Identity and Popular Culture Online
Do you know your Hogwart’s house? Have you ever thought about how the media you consume influences your views on race, politics, or sexuality? Do you want to play video games, share your favorite songs, and analyze representations in your favorite TV shows? Do you have the ability to critique something you love? If so, then this class is for you.
This class introduces students to cultural studies frameworks such as critical race theory, intersectionality, and theories of representation to address questions like:
What is popular culture? How does it impact how we see ourselves, others, and the world around us?
Do representations matter?
What is identity and how is it formed?
What is “the media” and how does it impact our understanding of different aspects of identity such as race, gender, sexual orientation, socioeconomic class?
How do our own personal values and ideas influence the kinds of media we consume and what we take from it?
Can the popular culture transform the values of a person or society?
Can we love something and still be critical of it?
As a class, we will consume, discuss, analyze, and create examples of popular culture in order to explore the relationship between what we often see as “just entertainment” and the very systems and beliefs that make up society and culture as we know it. Students will have the opportunity to collaborate, research, and share examples and experiences with their peers.

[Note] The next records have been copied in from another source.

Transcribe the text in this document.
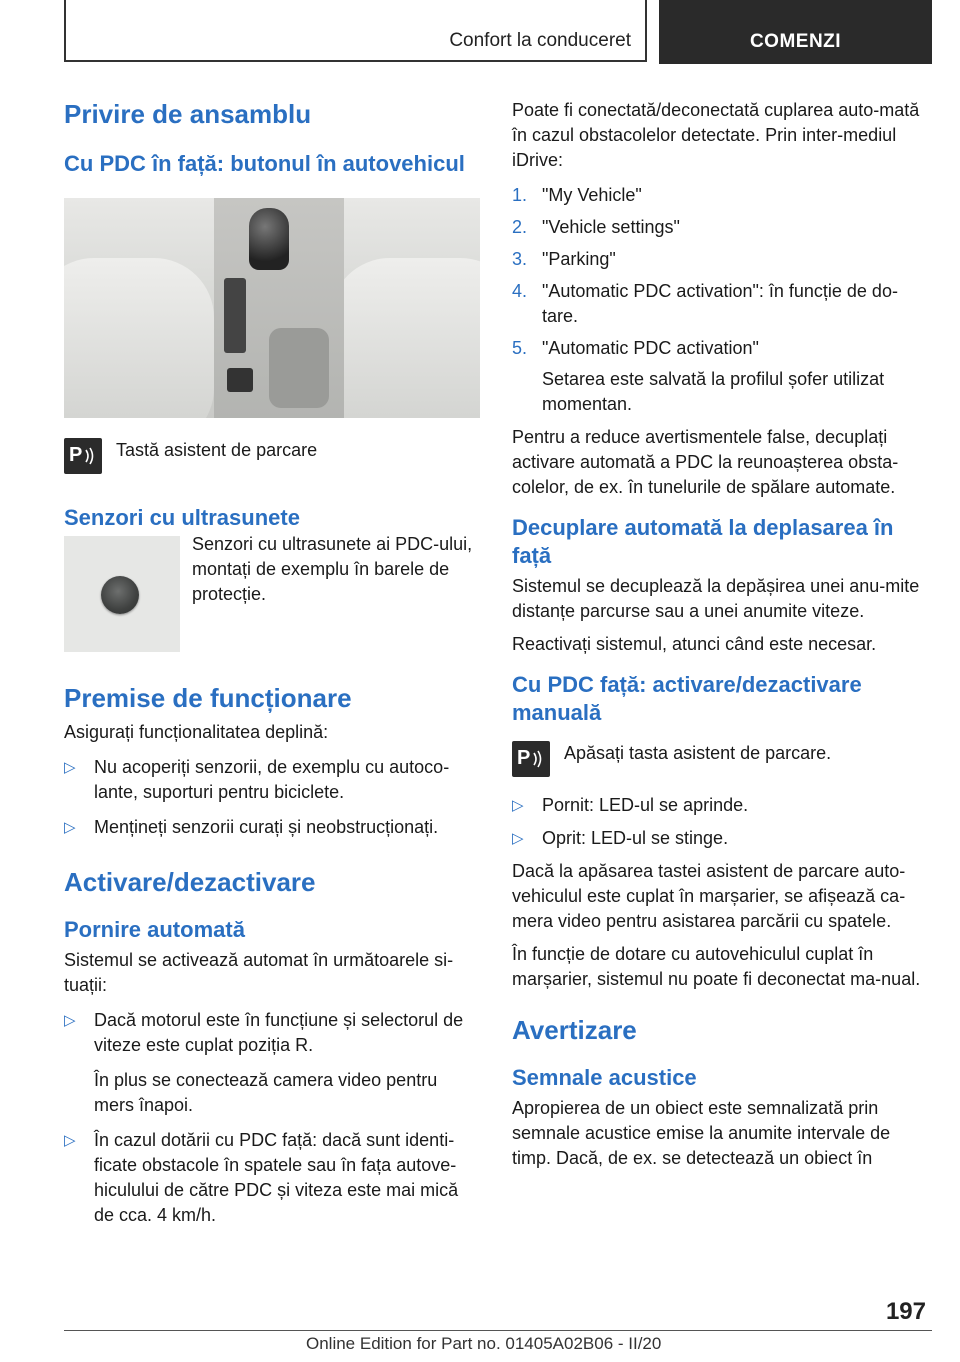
Confort la conduceret	COMENZI
Privire de ansamblu
Cu PDC în față: butonul în autovehicul
P Tastă asistent de parcare

Senzori cu ultrasunete

Senzori cu ultrasunete ai PDC-ului, montați de exemplu în barele de protecție.

Premise de funcționare

Asigurați funcționalitatea deplină:

▷	Nu acoperiți senzorii, de exemplu cu autoco-lante, suporturi pentru biciclete.
▷	Mențineți senzorii curați și neobstrucționați.
Activare/dezactivare
Pornire automată

Sistemul se activează automat în următoarele si-tuații:

▷	Dacă motorul este în funcțiune și selectorul de viteze este cuplat poziția R.

În plus se conectează camera video pentru mers înapoi.

▷	În cazul dotării cu PDC față: dacă sunt identi-ficate obstacole în spatele sau în fața autove-hiculului de către PDC și viteza este mai mică de cca. 4 km/h.

Poate fi conectată/deconectată cuplarea auto-mată în cazul obstacolelor detectate. Prin inter-mediul iDrive:

1. "My Vehicle"
2. "Vehicle settings"
3. "Parking"
4. "Automatic PDC activation": în funcție de do-tare.
5. "Automatic PDC activation"

Setarea este salvată la profilul șofer utilizat momentan.

Pentru a reduce avertismentele false, decuplați activare automată a PDC la reunoașterea obsta-colelor, de ex. în tunelurile de spălare automate.

Decuplare automată la deplasarea în față

Sistemul se decuplează la depășirea unei anu-mite distanțe parcurse sau a unei anumite viteze.

Reactivați sistemul, atunci când este necesar.

Cu PDC față: activare/dezactivare manuală
P Apăsați tasta asistent de parcare.

▷	Pornit: LED-ul se aprinde.
▷	Oprit: LED-ul se stinge.

Dacă la apăsarea tastei asistent de parcare auto-vehiculul este cuplat în marșarier, se afișează ca-mera video pentru asistarea parcării cu spatele.

În funcție de dotare cu autovehiculul cuplat în marșarier, sistemul nu poate fi deconectat ma-nual.

Avertizare
Semnale acustice

Apropierea de un obiect este semnalizată prin semnale acustice emise la anumite intervale de timp. Dacă, de ex. se detectează un obiect în

197
Online Edition for Part no. 01405A02B06 - II/20
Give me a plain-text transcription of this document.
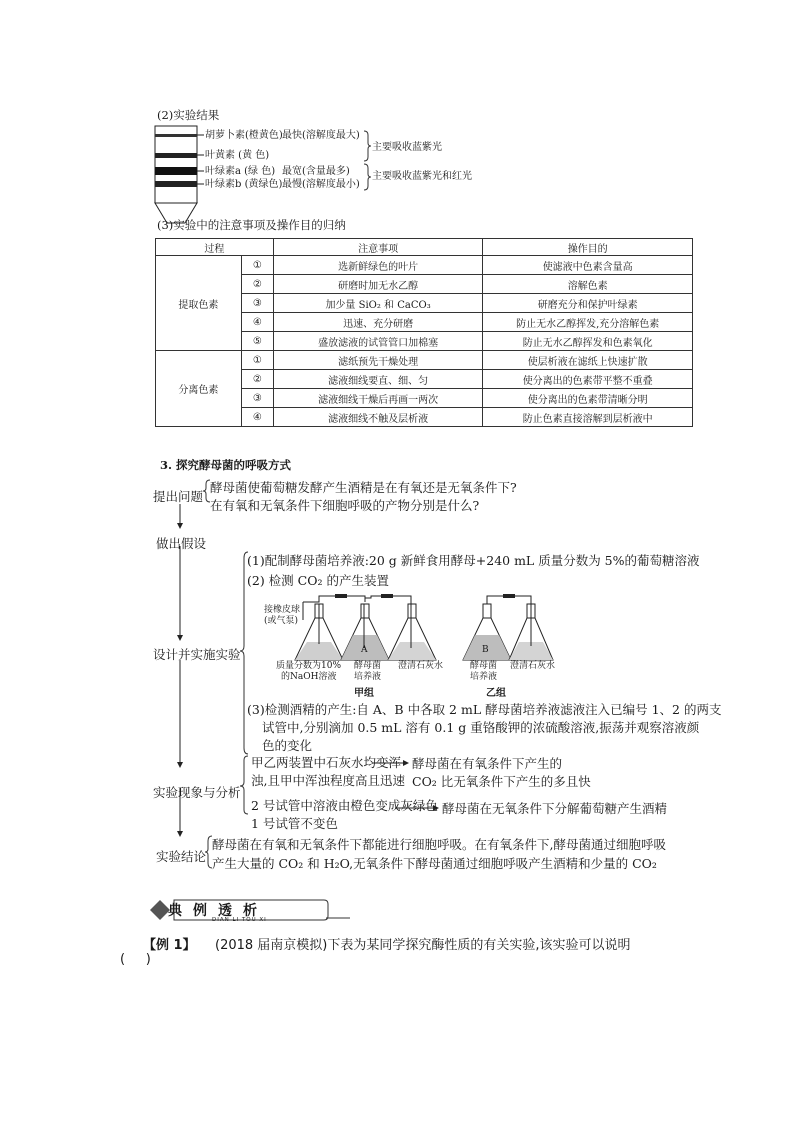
(2)实验结果
胡萝卜素(橙黄色) 最快(溶解度最大)
叶黄素 (黄 色)
叶绿素a (绿 色) 最宽(含量最多)
叶绿素b (黄绿色) 最慢(溶解度最小)
主要吸收蓝紫光
主要吸收蓝紫光和红光
(3)实验中的注意事项及操作目的归纳
过程		注意事项	操作目的
提取色素	①	选新鲜绿色的叶片	使滤液中色素含量高
	②	研磨时加无水乙醇	溶解色素
	③	加少量 SiO₂ 和 CaCO₃	研磨充分和保护叶绿素
	④	迅速、充分研磨	防止无水乙醇挥发,充分溶解色素
	⑤	盛放滤液的试管管口加棉塞	防止无水乙醇挥发和色素氧化
分离色素	①	滤纸预先干燥处理	使层析液在滤纸上快速扩散
	②	滤液细线要直、细、匀	使分离出的色素带平整不重叠
	③	滤液细线干燥后再画一两次	使分离出的色素带清晰分明
	④	滤液细线不触及层析液	防止色素直接溶解到层析液中
3. 探究酵母菌的呼吸方式
提出问题
酵母菌使葡萄糖发酵产生酒精是在有氧还是无氧条件下?
在有氧和无氧条件下细胞呼吸的产物分别是什么?
做出假设
(1)配制酵母菌培养液:20 g 新鲜食用酵母+240 mL 质量分数为 5%的葡萄糖溶液
(2) 检测 CO₂ 的产生装置
设计并实施实验
接橡皮球
(或气泵)
A	B
质量分数为10%
的NaOH溶液
酵母菌
培养液
澄清石灰水	酵母菌
培养液
澄清石灰水
甲组	乙组
(3)检测酒精的产生:自 A、B 中各取 2 mL 酵母菌培养液滤液注入已编号 1、2 的两支
试管中,分别滴加 0.5 mL 溶有 0.1 g 重铬酸钾的浓硫酸溶液,振荡并观察溶液颜
色的变化
甲乙两装置中石灰水均变浑
浊,且甲中浑浊程度高且迅速
2 号试管中溶液由橙色变成灰绿色
1 号试管不变色
酵母菌在有氧条件下产生的
CO₂ 比无氧条件下产生的多且快
酵母菌在无氧条件下分解葡萄糖产生酒精
实验现象与分析
实验结论
酵母菌在有氧和无氧条件下都能进行细胞呼吸。在有氧条件下,酵母菌通过细胞呼吸
产生大量的 CO₂ 和 H₂O,无氧条件下酵母菌通过细胞呼吸产生酒精和少量的 CO₂
典 例 透 析
DIAN LI TOU XI
【例 1】 (2018 届南京模拟)下表为某同学探究酶性质的有关实验,该实验可以说明
(     )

Darlene Hampton is an Associate Advising Professor and Assistant Dean in the College of Arts and Letters where she advises undergraduate students from sophomore through senior year. Hampton received Bachelor's degrees in both Theatre Arts and English Literature from the University of Oregon in Eugene, OR. where she went on to earn both Master's and Doctoral degrees in English with a concentration in Film and Media Studies. Using feminist discourse analysis and theories of performance, her work explores the significant role that mass media texts play in both American culture and our own lives as individuals and members of communities. Dr. Hampton came to Notre Dame in 2012 and holds concurrent faculty appointments in American Studies and Film, Television, and Theatre where she enjoys teaching courses on gender, media, representation, and fan cultures. Her current research focuses on the significance of gendered representations of media fans, the intersection of fan practices and queer performance, and the significance of representational framing on political beliefs and practices.